Mouse Gene Manipulation Core | Overview
*The Mouse Gene Manipulation Core is now open. Please review our new COVID-19 standard operating procedures before booking or arriving to the core.
Our mission
The mission of the Gene Manipulation Core is to provide Boston Children's Hospital investigators with easily accessible, efficient, cost effective and quality controlled genetically altered mouse models, utilizing the latest genome editing techniques.
Transgenic and gene targeted models have been utilized for several decades to generate mouse models and while we continue to offer this service, CRISPR/Cas9 (Clustered Regularly Interspaced Short Palindromic Regions/ CRISPR associated protein) technology represents a much more powerful and precise tool to create gene edited mice and this has become the service of choice for gene editing in the core.
CRISPR/Cas9 utilizes target specific guide RNA, Cas9 protein and/or donor template introduced by microinjection into one-cell embryos. CRISPR/Cas9 mediated genome editing relies on the combined effect of target sequence specific guide RNA and Cas9 nuclease induced double strand break (DSB). Cellular repair mechanisms repair DSB by two pathways: 1) non-homologous end joining (NHEJ), and 2) homology directed repair (HDR). NHEJ is an error prone highly efficient mechanism that actively repairs DSB and in this process introduces insertion or deletion (InDel) of nucleotides, often resulting in premature stop codon, leading to loss of gene function thus creating a gene knockout (KO). HDR is a less efficient but more precise repair mechanism and is used to introduce accurate modification by supplying a donor template in the formof single or double strand DNA with specific changes flanked by homology arms.
How we can help with your research
The Gene Manipulation core has since late 2015 begun to utilize this single step founder generation technique to produce gene knockout and knock-in, conditional allele, insertion of reporter genes, Cre drivers and KO of multiple loci. Almost all gene targeting performed by the core is now CRISPR/Cas9 based.
The core also serves as an in-house repository of cryopreserved mouse strains in the form of embryos and/or sperm to archive valuable mouse strains. The cryopreservation service saves space and cost of live colonies and prevents accidental loss of invaluable strains.

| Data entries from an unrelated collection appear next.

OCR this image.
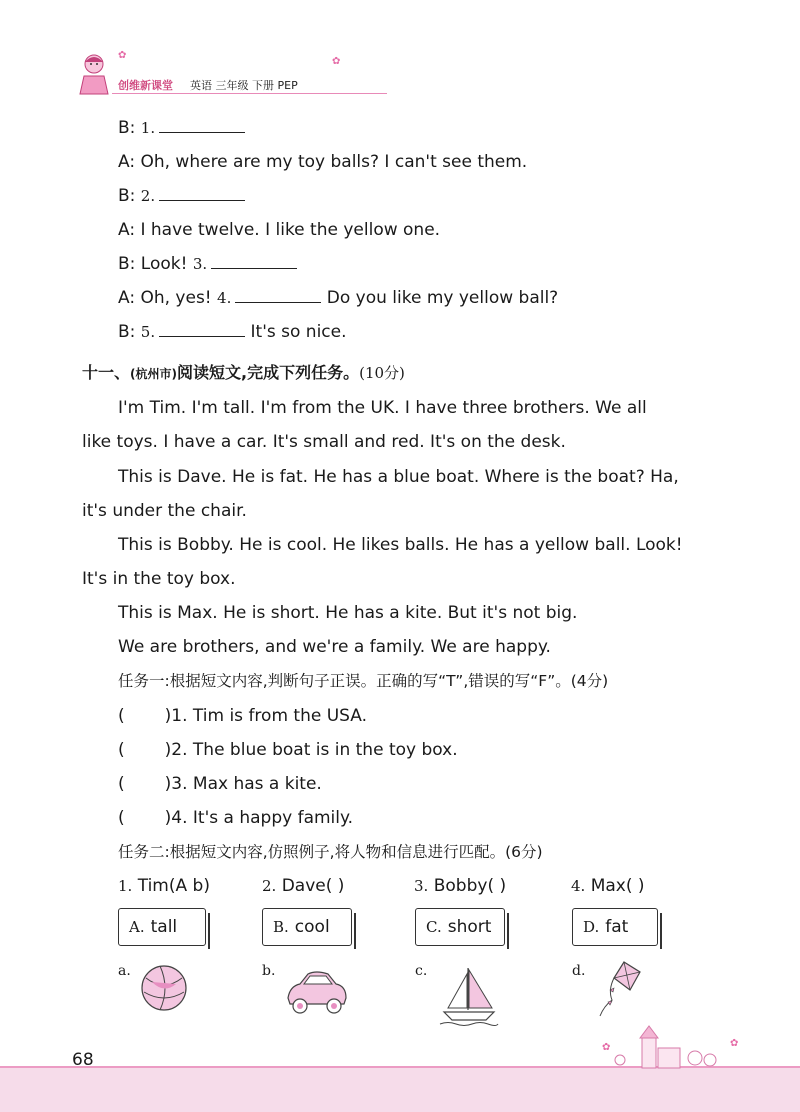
创维新课堂 英语 三年级 下册 PEP
✿
✿
B: 1.
A: Oh, where are my toy balls? I can't see them.
B: 2.
A: I have twelve. I like the yellow one.
B: Look! 3.
A: Oh, yes! 4.	Do you like my yellow ball?
B: 5.	It's so nice.
十一、(杭州市)阅读短文,完成下列任务。(10分)
I'm Tim. I'm tall. I'm from the UK. I have three brothers. We all
like toys. I have a car. It's small and red. It's on the desk.
This is Dave. He is fat. He has a blue boat. Where is the boat? Ha,
it's under the chair.
This is Bobby. He is cool. He likes balls. He has a yellow ball. Look!
It's in the toy box.
This is Max. He is short. He has a kite. But it's not big.
We are brothers, and we're a family. We are happy.
任务一:根据短文内容,判断句子正误。正确的写“T”,错误的写“F”。(4分)
( )1. Tim is from the USA.
( )2. The blue boat is in the toy box.
( )3. Max has a kite.
( )4. It's a happy family.
任务二:根据短文内容,仿照例子,将人物和信息进行匹配。(6分)
1. Tim(A b)	2. Dave( )	3. Bobby( )	4. Max( )
A. tall	B. cool	C. short	D. fat
a.	b.	c.	d.
✿	✿
68
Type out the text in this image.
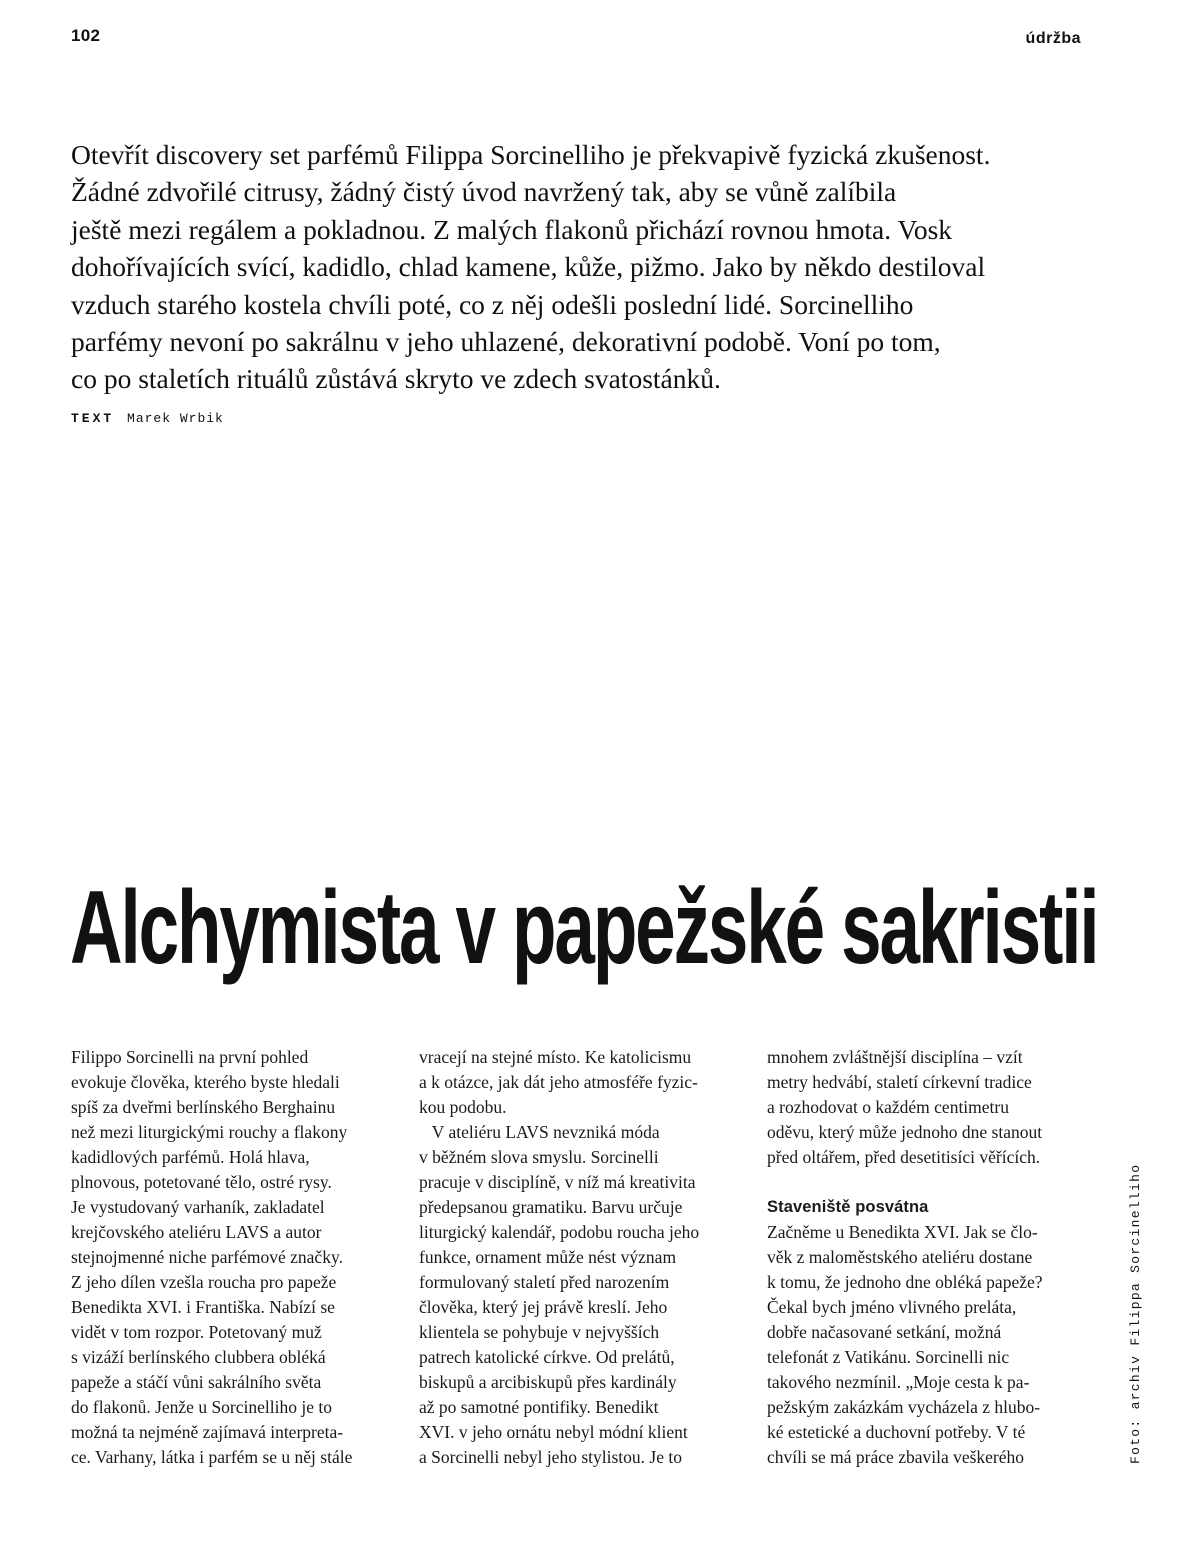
102	údržba

Otevřít discovery set parfémů Filippa Sorcinelliho je překvapivě fyzická zkušenost.
Žádné zdvořilé citrusy, žádný čistý úvod navržený tak, aby se vůně zalíbila
ještě mezi regálem a pokladnou. Z malých flakonů přichází rovnou hmota. Vosk
dohořívajících svící, kadidlo, chlad kamene, kůže, pižmo. Jako by někdo destiloval
vzduch starého kostela chvíli poté, co z něj odešli poslední lidé. Sorcinelliho
parfémy nevoní po sakrálnu v jeho uhlazené, dekorativní podobě. Voní po tom,
co po staletích rituálů zůstává skryto ve zdech svatostánků.

TEXT Marek Wrbik
Alchymista v papežské sakristii
Filippo Sorcinelli na první pohled
evokuje člověka, kterého byste hledali
spíš za dveřmi berlínského Berghainu
než mezi liturgickými rouchy a flakony
kadidlových parfémů. Holá hlava,
plnovous, potetované tělo, ostré rysy.
Je vystudovaný varhaník, zakladatel
krejčovského ateliéru LAVS a autor
stejnojmenné niche parfémové značky.
Z jeho dílen vzešla roucha pro papeže
Benedikta XVI. i Františka. Nabízí se
vidět v tom rozpor. Potetovaný muž
s vizáží berlínského clubbera obléká
papeže a stáčí vůni sakrálního světa
do flakonů. Jenže u Sorcinelliho je to
možná ta nejméně zajímavá interpreta-
ce. Varhany, látka i parfém se u něj stále
vracejí na stejné místo. Ke katolicismu
a k otázce, jak dát jeho atmosféře fyzic-
kou podobu.
V ateliéru LAVS nevzniká móda
v běžném slova smyslu. Sorcinelli
pracuje v disciplíně, v níž má kreativita
předepsanou gramatiku. Barvu určuje
liturgický kalendář, podobu roucha jeho
funkce, ornament může nést význam
formulovaný staletí před narozením
člověka, který jej právě kreslí. Jeho
klientela se pohybuje v nejvyšších
patrech katolické církve. Od prelátů,
biskupů a arcibiskupů přes kardinály
až po samotné pontifiky. Benedikt
XVI. v jeho ornátu nebyl módní klient
a Sorcinelli nebyl jeho stylistou. Je to
mnohem zvláštnější disciplína – vzít
metry hedvábí, staletí církevní tradice
a rozhodovat o každém centimetru
oděvu, který může jednoho dne stanout
před oltářem, před desetitisíci věřících.
Staveniště posvátna
Začněme u Benedikta XVI. Jak se člo-
věk z maloměstského ateliéru dostane
k tomu, že jednoho dne obléká papeže?
Čekal bych jméno vlivného preláta,
dobře načasované setkání, možná
telefonát z Vatikánu. Sorcinelli nic
takového nezmínil. „Moje cesta k pa-
pežským zakázkám vycházela z hlubo-
ké estetické a duchovní potřeby. V té
chvíli se má práce zbavila veškerého	Foto: archiv Filippa Sorcinelliho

The core also provides resources and comprehensive knowledge of complex mouse model generation; genotyping founder lines, breeding strategies etc. The core remains vigilant in evaluating new gene manipulation technologies, their effectiveness and demand, cost and limitations. Cost effectiveness of service fee is established by an annual review of service fees offered by other Longwood/Harvard core facilities and fees are adjusted accordingly. Furthermore, we respond to users' feedback regarding the types of support and services they require. The technology required for CRISPR/Cas9 genome editing, culturing and genetic modification of ES cells, micromanipulation of pre-implantation mouse embryos and embryo transfer by mouse survival surgeries, are best fulfilled by a core facility. These procedures require quality-controlled reagents, microinjection and mouse surgery require specialized skills, equipment, and dedicated mouse colonies. The costs of developing and maintaining the ability to perform these procedures are prohibitive to most investigators, especially those that generate new mouse lines infrequently.
Consolidation of these technologies within a core facility serving multiple investigators allows individual investigators access to specialized techniques that might otherwise not be available to them except by very expensive commercial vendors.
Mouse core implemented in vivo genome editing service using CRISPR/Cas9 technology and generated more than 100 novel mouse models.
We are funded by NIH/NICHD U54 HD090255 and NIH RO1 NS38253, and supported by IDDRC.